Unique MAC Addresses Enable User Privacy Infringement in Wireless Networks
Every Wi-Fi radio has a unique 48-bit identifier called a MAC address that is assigned by the manufacturer. The MAC address is a Layer 2 (L2) address used to identify the source (sender) and the destination (receiver) of frames by most 802 network technologies, including Ethernet, Bluetooth and Wi-Fi.

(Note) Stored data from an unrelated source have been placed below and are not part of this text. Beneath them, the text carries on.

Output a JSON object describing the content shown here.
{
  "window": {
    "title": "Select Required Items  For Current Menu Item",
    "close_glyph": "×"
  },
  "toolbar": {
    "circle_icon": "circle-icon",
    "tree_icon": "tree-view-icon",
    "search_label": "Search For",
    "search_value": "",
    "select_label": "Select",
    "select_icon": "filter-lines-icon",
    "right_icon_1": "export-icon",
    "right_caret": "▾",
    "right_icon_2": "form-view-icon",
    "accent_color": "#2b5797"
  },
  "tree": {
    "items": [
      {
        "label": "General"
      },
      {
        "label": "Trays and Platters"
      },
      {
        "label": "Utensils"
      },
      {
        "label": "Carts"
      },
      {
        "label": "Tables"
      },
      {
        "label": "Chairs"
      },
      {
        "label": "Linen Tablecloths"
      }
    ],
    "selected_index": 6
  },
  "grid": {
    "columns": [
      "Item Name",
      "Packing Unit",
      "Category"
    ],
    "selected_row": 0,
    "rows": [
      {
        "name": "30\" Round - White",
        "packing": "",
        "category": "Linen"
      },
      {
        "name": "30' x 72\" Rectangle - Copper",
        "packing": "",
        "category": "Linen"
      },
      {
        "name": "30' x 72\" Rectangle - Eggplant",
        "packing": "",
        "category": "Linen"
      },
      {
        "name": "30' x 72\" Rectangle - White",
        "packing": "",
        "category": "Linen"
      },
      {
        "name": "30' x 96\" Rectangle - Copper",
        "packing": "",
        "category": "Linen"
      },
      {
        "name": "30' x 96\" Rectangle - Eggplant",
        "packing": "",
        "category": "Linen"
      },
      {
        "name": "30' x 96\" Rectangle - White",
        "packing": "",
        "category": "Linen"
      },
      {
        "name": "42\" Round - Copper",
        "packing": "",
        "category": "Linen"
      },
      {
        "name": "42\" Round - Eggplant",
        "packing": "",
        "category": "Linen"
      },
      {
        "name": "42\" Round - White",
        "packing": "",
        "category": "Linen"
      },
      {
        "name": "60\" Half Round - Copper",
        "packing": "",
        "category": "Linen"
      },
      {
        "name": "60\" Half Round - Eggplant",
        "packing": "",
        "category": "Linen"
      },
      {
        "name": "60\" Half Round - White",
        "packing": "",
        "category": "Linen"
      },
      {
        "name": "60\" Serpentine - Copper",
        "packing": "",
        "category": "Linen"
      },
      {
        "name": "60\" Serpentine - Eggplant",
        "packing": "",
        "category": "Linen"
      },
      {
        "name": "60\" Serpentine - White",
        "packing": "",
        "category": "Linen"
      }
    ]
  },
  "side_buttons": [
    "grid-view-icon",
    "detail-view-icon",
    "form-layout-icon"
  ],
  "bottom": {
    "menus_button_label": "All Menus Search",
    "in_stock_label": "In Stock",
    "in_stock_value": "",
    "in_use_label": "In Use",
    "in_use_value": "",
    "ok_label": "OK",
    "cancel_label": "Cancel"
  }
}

Back in 2013, the privacy implications of targeted probe requests started to become widely publicized. Several companies were reportedly logging and tracking the addresses of nearby devices in unassociated states. In addition, during the connection to the AP, customers were not notified upfront that their movements would be tracked, and historic location data could be used for marketing purposes or sold to third parties.
MAC Address Randomization Increases Device Anonymity …
In response to these privacy vulnerabilities, most OSs—including Android, iOS, and Windows—began to implement their own variant of MAC address randomization while probing the Wi-Fi network. This probe mode guarantees anonymity until the client gets associated with an AP. IEEE 802.11 also stepped up to specify a similar feature in the IEEE 802.11aq Pre-Association Service Discovery amendment to the 802.11-2016 standard.
More recently, OSs have started to implement the use of MAC address randomization for device association to the network. The address is kept consistent per network (i.e., Service Set Identifier [SSID]), so the user doesn’t have to authenticate each time it connects to the same SSID. This feature was added to Android P for experimental purposes, whereas Android Q randomizes the MAC address by default, with per-network customization. Windows 10 implements a similar scheme, while iOS 12 supports the probe mode only.
… But Raises Concerns Over Networking Equipment and Services
Although MAC address randomization is evidently a major step toward user privacy, it can have a wide range of repercussions impacting the Wi-Fi network and other related services. The concerns can be classified into two major categories depending on how/where the MAC address is used, the L2 network layer or the system layer.
At Layer 2, MAC address randomization can impact network components: One client may be reported multiple times, and networking equipment might be filled up with outdated MAC addresses. Changing MAC address can also negate the effectiveness of some wireless features. For example, band steering and client steering that optimize client connectivity in a multiple AP environment depend on a unique MAC address for probes and association. To address these concerns, IEEE 802.11 recently formed a Random and Changing MAC Addresses (RCMA) group that is assessing the impact of changing MAC addresses on 802.11 features, for both associated and unassociated device states.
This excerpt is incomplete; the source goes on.